NeurIPS 2020

Partial Optimal Transport with applications on Positive-Unlabeled Learning

Meta Review

Overall, the reviewers were quite satisfied with the paper, which provides a conditional gradient algorithm to solve a Gromov-partial Wasserstein problem and theory and experiments to support the algorithms. However I, the area chair, and the senior area chair have discussed this paper in detail and we have a more mitigated opinion. I particular we found several claims to be misleading and they should be changed for the final version to be accepted : - "but when it comes with exact solutions, almost no partial formulation of neither Wasserstein nor Gromov-Wasserstein are available yet." This is not true (partial OT is a standard linear program) so this claim must be removed; - The authors should not claim (such as in the current conclusion) to have introduced the "dummy" point technique for partial optimal transport, which is classical (R#1 gave an example of reference but this is common practice, see e.g. this other reference Pele, Werman, ICCV 2009 "Fast and Robust Earth Mover’s Distances"). Overall, the contributions from the algorithmic optimal transport point of view are rather minor, and we advise the authors to emphasize more on their application to PU learning instead.
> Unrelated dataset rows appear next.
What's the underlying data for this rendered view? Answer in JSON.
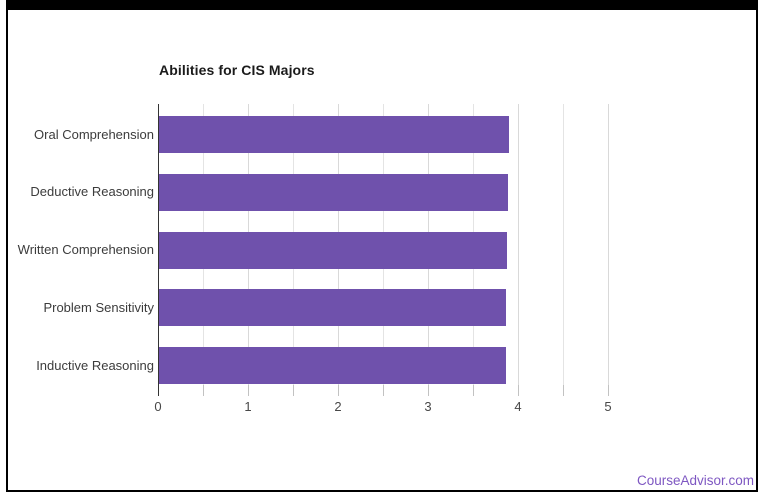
{
  "page": {
    "background_color": "#ffffff",
    "frame_border_color": "#000000"
  },
  "chart_data": {
    "type": "bar",
    "orientation": "horizontal",
    "title": "Abilities for CIS Majors",
    "categories": [
      "Oral Comprehension",
      "Deductive Reasoning",
      "Written Comprehension",
      "Problem Sensitivity",
      "Inductive Reasoning"
    ],
    "values": [
      3.89,
      3.88,
      3.87,
      3.86,
      3.85
    ],
    "xlim": [
      0,
      5
    ],
    "x_tick_labels": [
      "0",
      "1",
      "2",
      "3",
      "4",
      "5"
    ],
    "minor_gridline_step": 0.5,
    "grid": true,
    "legend": "none",
    "bar_color": "#6f51ac",
    "gridline_color": "#e4e4e4",
    "major_gridline_color": "#d9d9d9",
    "axis_line_color": "#333333",
    "tick_color": "#c2c2c2",
    "title_color": "#1b1b1b",
    "category_label_color": "#3c3c3c",
    "value_label_color": "#484848"
  },
  "footer": {
    "brand": "CourseAdvisor.com",
    "brand_color": "#7e57c2"
  }
}
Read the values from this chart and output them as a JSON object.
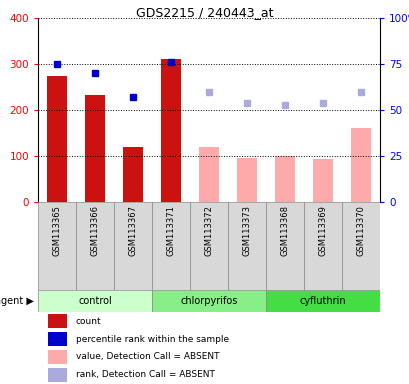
{
  "title": "GDS2215 / 240443_at",
  "samples": [
    "GSM113365",
    "GSM113366",
    "GSM113367",
    "GSM113371",
    "GSM113372",
    "GSM113373",
    "GSM113368",
    "GSM113369",
    "GSM113370"
  ],
  "groups": [
    {
      "name": "control",
      "indices": [
        0,
        1,
        2
      ],
      "color": "#ccffcc"
    },
    {
      "name": "chlorpyrifos",
      "indices": [
        3,
        4,
        5
      ],
      "color": "#88ee88"
    },
    {
      "name": "cyfluthrin",
      "indices": [
        6,
        7,
        8
      ],
      "color": "#44dd44"
    }
  ],
  "bar_values_present": [
    275,
    232,
    120,
    310,
    null,
    null,
    null,
    null,
    null
  ],
  "bar_values_absent": [
    null,
    null,
    null,
    null,
    120,
    95,
    100,
    93,
    160
  ],
  "bar_color_present": "#cc1111",
  "bar_color_absent": "#ffaaaa",
  "dot_blue_present": [
    300,
    280,
    228,
    305,
    null,
    null,
    null,
    null,
    null
  ],
  "dot_blue_absent": [
    null,
    null,
    null,
    null,
    240,
    215,
    210,
    215,
    240
  ],
  "dot_color_present": "#0000cc",
  "dot_color_absent": "#aaaadd",
  "ylim_left": [
    0,
    400
  ],
  "ylim_right": [
    0,
    100
  ],
  "left_yticks": [
    0,
    100,
    200,
    300,
    400
  ],
  "right_yticks": [
    0,
    25,
    50,
    75,
    100
  ],
  "right_yticklabels": [
    "0",
    "25",
    "50",
    "75",
    "100%"
  ],
  "bar_width": 0.55,
  "legend_items": [
    {
      "color": "#cc1111",
      "label": "count"
    },
    {
      "color": "#0000cc",
      "label": "percentile rank within the sample"
    },
    {
      "color": "#ffaaaa",
      "label": "value, Detection Call = ABSENT"
    },
    {
      "color": "#aaaadd",
      "label": "rank, Detection Call = ABSENT"
    }
  ]
}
Other remarks: - please check the grammar (in particular the abstract has several mistakes) - the paper by Solomon et al 2016 "Entropic Metric Alignment for Correspondence Problems" is very relevant in paragraph 2 of the introduction; - what do you mean by "xi" is bounded? (a fixed scalar is always bounded); - the broader impact section is not meant to discuss technical facts, but rather should be about the potential societal impact of the work, if any (see author's guidelines).